Afraid of creepy crawlies? New bug zoo would like to change your mind

Oct 20, 2014

Cyndie Bobier (left) points out butterflies to young visitors.
Credit Aaron Selbig

A new zoo opened this month in Williamsburg but visitors won’t find elephants, giraffes or gorillas there.

What the Grand Traverse Butterfly House and Bug Zoo does have is a South American cave roach named “Chaz.” 

Chaz lives in the bug zoo with dozens of his creepy, crawly friends – including a collection of tarantulas, a ghost mantis from Africa named “Casper” and a hive of Michigan bees.

Cyndie Bobier opened the bug zoo earlier this month. The project took more than two years to get off the ground. 

Inspired by a visit to a butterfly garden at Niagara Falls, Bobier soon found what she says is the perfect spot here in northern Michigan – an abandoned Williamsburg pole barn that used to be a mattress store.

At around the same time, she started dating a guy named Rob Roach.

“And lo and behold, three months into our dating, I let him know my secret, (that) I wanted to start a bug zoo and a butterfly house,” said Bobier.

Roach says he never thought of himself as a bug zoo proprietor but he’s taken to the work pretty quickly.

“I’ve always been around bugs,” he said. “I loved them when I was a kid … catching crayfish and chasing bugs around outside. This is an awesome job.”

Monarch butterflies gather near a pool of "butterfly Gatorade."
Credit Aaron Selbig

Kids love the bug zoo, of course, and there’s a steady stream of them visiting throughout the day. The highlight for the kids appears to be the butterfly garden – large greenhouse that is kept at a steamy 84 degrees all the time.

The garden is like a jungle, filled with carefully landscaped beds of flowers – like Asian lilacs – that produce a lot of nectar.

And everywhere you look, there are dozens of butterflies.

Some flit around the flowers. Others are perched near dishes of “butterfly food” – a concoction of sugar and electrolytes that Bobier describes as “butterfly Gatorade.”

Perched near a stone fountain in the back is the Atlas moth.

The Atlas moth can grow to over 10 inches wide.
Credit Aaron Selbig

“We don’t have a lot of moths on display but we couldn’t resist having the largest moth in the world to bring to northern Michigan,” said Bobier. “The downside to having an Atlas moth is they don’t live very long. They only live about five to seven days. Our Atlas moths emerge without even having a mouth. Their number one job when they emerge is to find a mate, lay eggs and then they die.”

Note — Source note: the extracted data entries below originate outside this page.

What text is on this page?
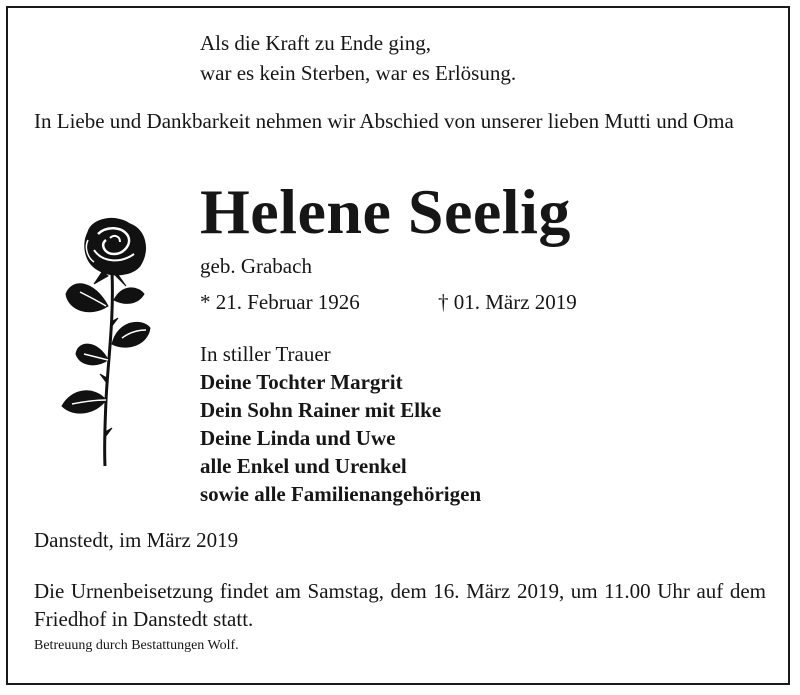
Als die Kraft zu Ende ging,
war es kein Sterben, war es Erlösung.
In Liebe und Dankbarkeit nehmen wir Abschied von unserer lieben Mutti und Oma
Helene Seelig
geb. Grabach
* 21. Februar 1926	† 01. März 2019
In stiller Trauer
Deine Tochter Margrit
Dein Sohn Rainer mit Elke
Deine Linda und Uwe
alle Enkel und Urenkel
sowie alle Familienangehörigen
Danstedt, im März 2019
Die Urnenbeisetzung findet am Samstag, dem 16. März 2019, um 11.00 Uhr auf dem Friedhof in Danstedt statt.
Betreuung durch Bestattungen Wolf.
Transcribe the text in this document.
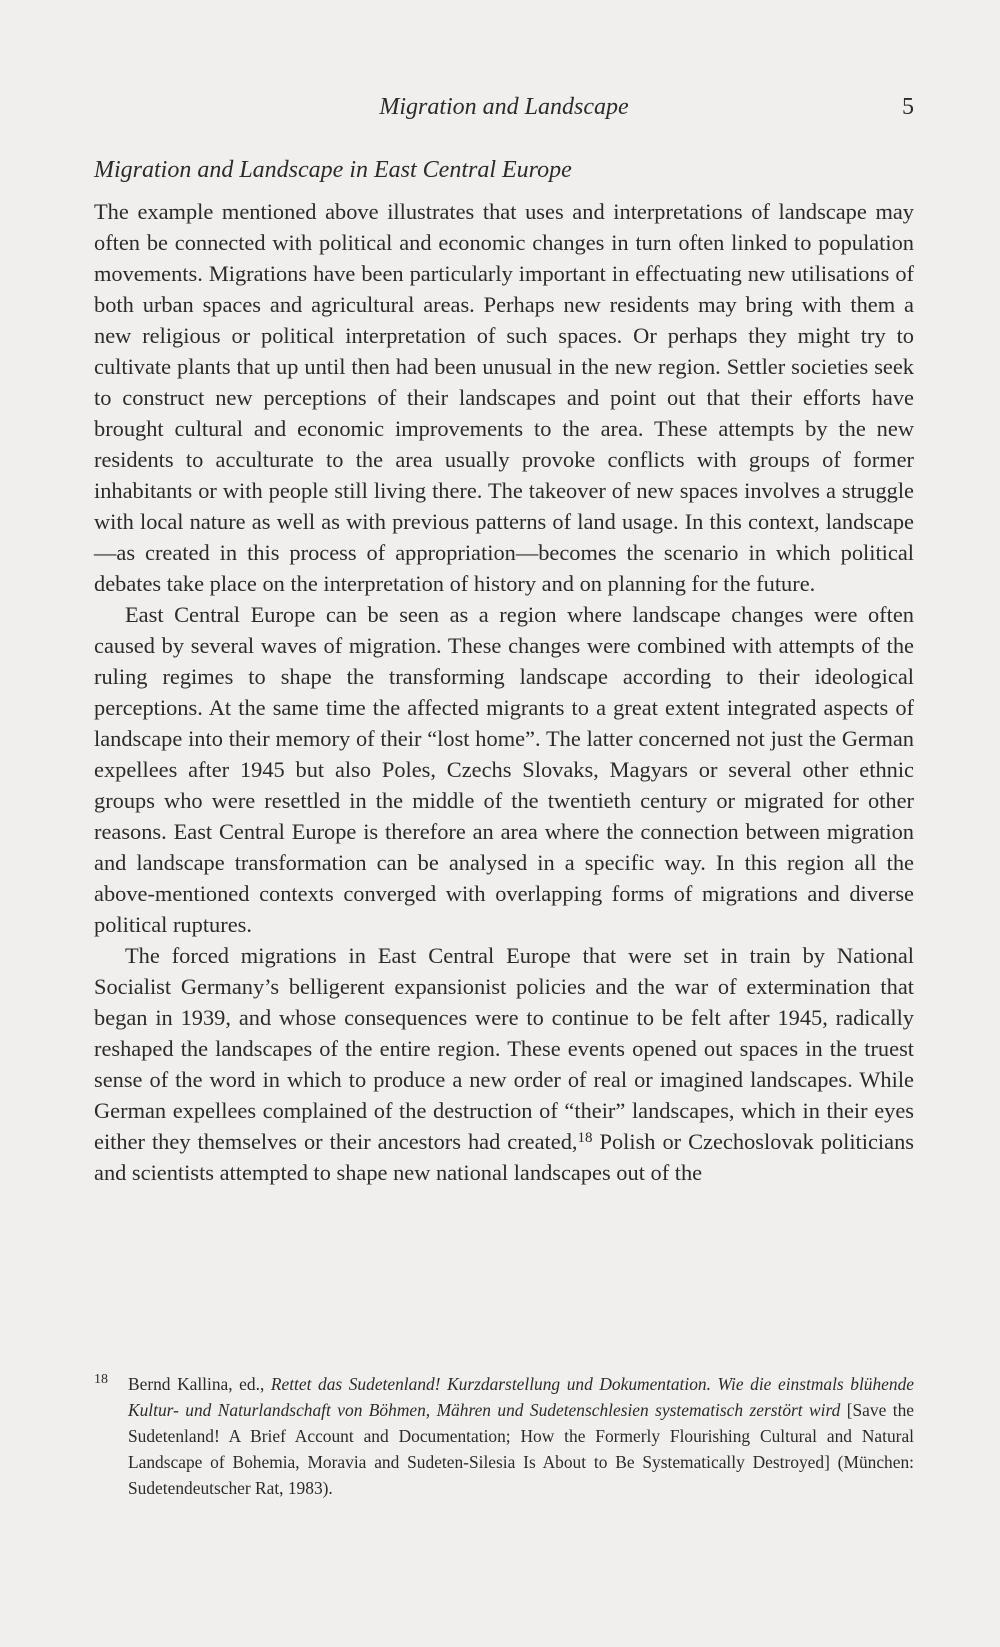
Migration and Landscape	5
Migration and Landscape in East Central Europe

The example mentioned above illustrates that uses and interpretations of landscape may often be connected with political and economic changes in turn often linked to population movements. Migrations have been particularly important in effectuating new utilisations of both urban spaces and agricultural areas. Perhaps new residents may bring with them a new religious or political interpretation of such spaces. Or perhaps they might try to cultivate plants that up until then had been unusual in the new region. Settler societies seek to construct new perceptions of their landscapes and point out that their efforts have brought cultural and economic improvements to the area. These attempts by the new residents to acculturate to the area usually provoke conflicts with groups of former inhabitants or with people still living there. The takeover of new spaces involves a struggle with local nature as well as with previous patterns of land usage. In this context, landscape—as created in this process of appropriation—becomes the scenario in which political debates take place on the interpretation of history and on planning for the future.

East Central Europe can be seen as a region where landscape changes were often caused by several waves of migration. These changes were combined with attempts of the ruling regimes to shape the transforming landscape according to their ideological perceptions. At the same time the affected migrants to a great extent integrated aspects of landscape into their memory of their “lost home”. The latter concerned not just the German expellees after 1945 but also Poles, Czechs Slovaks, Magyars or several other ethnic groups who were resettled in the middle of the twentieth century or migrated for other reasons. East Central Europe is therefore an area where the connection between migration and landscape transformation can be analysed in a specific way. In this region all the above-mentioned contexts converged with overlapping forms of migrations and diverse political ruptures.

The forced migrations in East Central Europe that were set in train by National Socialist Germany’s belligerent expansionist policies and the war of extermination that began in 1939, and whose consequences were to continue to be felt after 1945, radically reshaped the landscapes of the entire region. These events opened out spaces in the truest sense of the word in which to produce a new order of real or imagined landscapes. While German expellees complained of the destruction of “their” landscapes, which in their eyes either they themselves or their ancestors had created,$^{18}$ Polish or Czechoslovak politicians and scientists attempted to shape new national landscapes out of the

18 Bernd Kallina, ed., Rettet das Sudetenland! Kurzdarstellung und Dokumentation. Wie die einstmals blühende Kultur- und Naturlandschaft von Böhmen, Mähren und Sudetenschlesien systematisch zerstört wird [Save the Sudetenland! A Brief Account and Documentation; How the Formerly Flourishing Cultural and Natural Landscape of Bohemia, Moravia and Sudeten-Silesia Is About to Be Systematically Destroyed] (München: Sudetendeutscher Rat, 1983).
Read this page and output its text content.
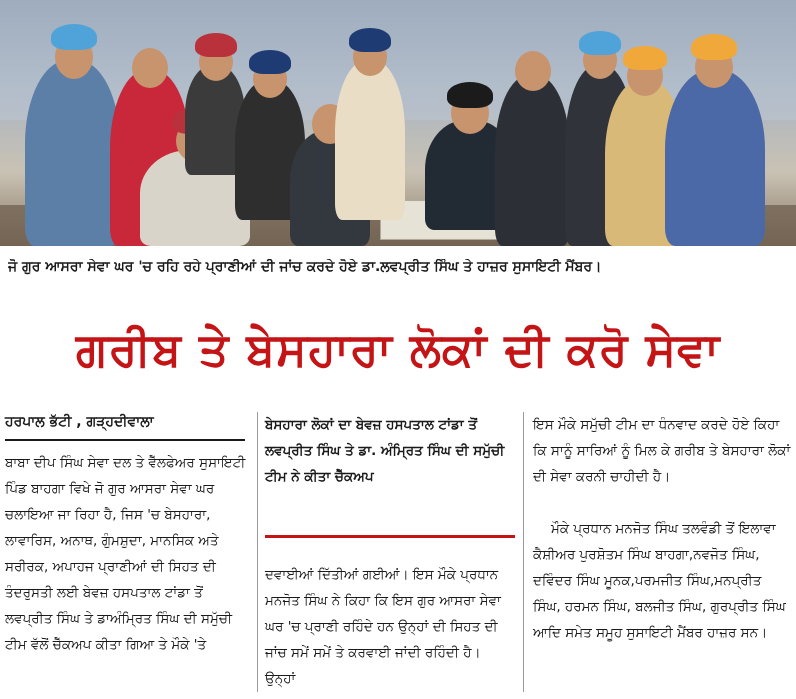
ਜੋ ਗੁਰ ਆਸਰਾ ਸੇਵਾ ਘਰ 'ਚ ਰਹਿ ਰਹੇ ਪ੍ਰਾਣੀਆਂ ਦੀ ਜਾਂਚ ਕਰਦੇ ਹੋਏ ਡਾ.ਲਵਪ੍ਰੀਤ ਸਿੰਘ ਤੇ ਹਾਜ਼ਰ ਸੁਸਾਇਟੀ ਮੈਂਬਰ।
ਗਰੀਬ ਤੇ ਬੇਸਹਾਰਾ ਲੋਕਾਂ ਦੀ ਕਰੋ ਸੇਵਾ
ਹਰਪਾਲ ਭੱਟੀ , ਗੜ੍ਹਦੀਵਾਲਾ

ਬਾਬਾ ਦੀਪ ਸਿੰਘ ਸੇਵਾ ਦਲ ਤੇ ਵੈੱਲਫੇਅਰ ਸੁਸਾਇਟੀ ਪਿੰਡ ਬਾਹਗਾ ਵਿਖੇ ਜੋ ਗੁਰ ਆਸਰਾ ਸੇਵਾ ਘਰ ਚਲਾਇਆ ਜਾ ਰਿਹਾ ਹੈ, ਜਿਸ 'ਚ ਬੇਸਹਾਰਾ, ਲਾਵਾਰਿਸ, ਅਨਾਥ, ਗੁੰਮਸ਼ੁਦਾ, ਮਾਨਸਿਕ ਅਤੇ ਸਰੀਰਕ, ਅਪਾਹਜ ਪ੍ਰਾਣੀਆਂ ਦੀ ਸਿਹਤ ਦੀ ਤੰਦਰੁਸਤੀ ਲਈ ਬੇਵਜ਼ ਹਸਪਤਾਲ ਟਾਂਡਾ ਤੋਂ ਲਵਪ੍ਰੀਤ ਸਿੰਘ ਤੇ ਡਾਅੰਮ੍ਰਿਤ ਸਿੰਘ ਦੀ ਸਮੁੱਚੀ ਟੀਮ ਵੱਲੋਂ ਚੈੱਕਅਪ ਕੀਤਾ ਗਿਆ ਤੇ ਮੌਕੇ 'ਤੇ

ਬੇਸਹਾਰਾ ਲੋਕਾਂ ਦਾ ਬੇਵਜ਼ ਹਸਪਤਾਲ ਟਾਂਡਾ ਤੋਂ ਲਵਪ੍ਰੀਤ ਸਿੰਘ ਤੇ ਡਾ. ਅੰਮ੍ਰਿਤ ਸਿੰਘ ਦੀ ਸਮੁੱਚੀ ਟੀਮ ਨੇ ਕੀਤਾ ਚੈੱਕਅਪ

ਦਵਾਈਆਂ ਦਿੱਤੀਆਂ ਗਈਆਂ। ਇਸ ਮੌਕੇ ਪ੍ਰਧਾਨ ਮਨਜੋਤ ਸਿੰਘ ਨੇ ਕਿਹਾ ਕਿ ਇਸ ਗੁਰ ਆਸਰਾ ਸੇਵਾ ਘਰ 'ਚ ਪ੍ਰਾਣੀ ਰਹਿੰਦੇ ਹਨ ਉਨ੍ਹਾਂ ਦੀ ਸਿਹਤ ਦੀ ਜਾਂਚ ਸਮੇਂ ਸਮੇਂ ਤੇ ਕਰਵਾਈ ਜਾਂਦੀ ਰਹਿੰਦੀ ਹੈ। ਉਨ੍ਹਾਂ

ਇਸ ਮੌਕੇ ਸਮੁੱਚੀ ਟੀਮ ਦਾ ਧੰਨਵਾਦ ਕਰਦੇ ਹੋਏ ਕਿਹਾ ਕਿ ਸਾਨੂੰ ਸਾਰਿਆਂ ਨੂੰ ਮਿਲ ਕੇ ਗਰੀਬ ਤੇ ਬੇਸਹਾਰਾ ਲੋਕਾਂ ਦੀ ਸੇਵਾ ਕਰਨੀ ਚਾਹੀਦੀ ਹੈ।

ਮੌਕੇ ਪ੍ਰਧਾਨ ਮਨਜੋਤ ਸਿੰਘ ਤਲਵੰਡੀ ਤੋਂ ਇਲਾਵਾ ਕੈਸ਼ੀਅਰ ਪੁਰਸ਼ੋਤਮ ਸਿੰਘ ਬਾਹਗਾ,ਨਵਜੋਤ ਸਿੰਘ, ਦਵਿੰਦਰ ਸਿੰਘ ਮੂਨਕ,ਪਰਮਜੀਤ ਸਿੰਘ,ਮਨਪ੍ਰੀਤ ਸਿੰਘ, ਹਰਮਨ ਸਿੰਘ, ਬਲਜੀਤ ਸਿੰਘ, ਗੁਰਪ੍ਰੀਤ ਸਿੰਘ ਆਦਿ ਸਮੇਤ ਸਮੂਹ ਸੁਸਾਇਟੀ ਮੈਂਬਰ ਹਾਜ਼ਰ ਸਨ।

Like Casper the ghost mantis and the tarantulas, the 10-inch-wide Atlas moth can be a little intimidating, especially if you’re already a little squeamish about bugs.

But that, said Bobier, is part of the mission of the bug zoo.

“I don’t think a child comes into the world automatically being afraid of spiders or afraid of cockroaches,” she said. “We really try to work with families to try to change the conceptions about what bugs are and how they can help people. That’s really something that we want to call attention to.”

The Grand Traverse Butterfly House and Bug Zoo will be open through the end of October before shutting down for the winter. It will open again next May.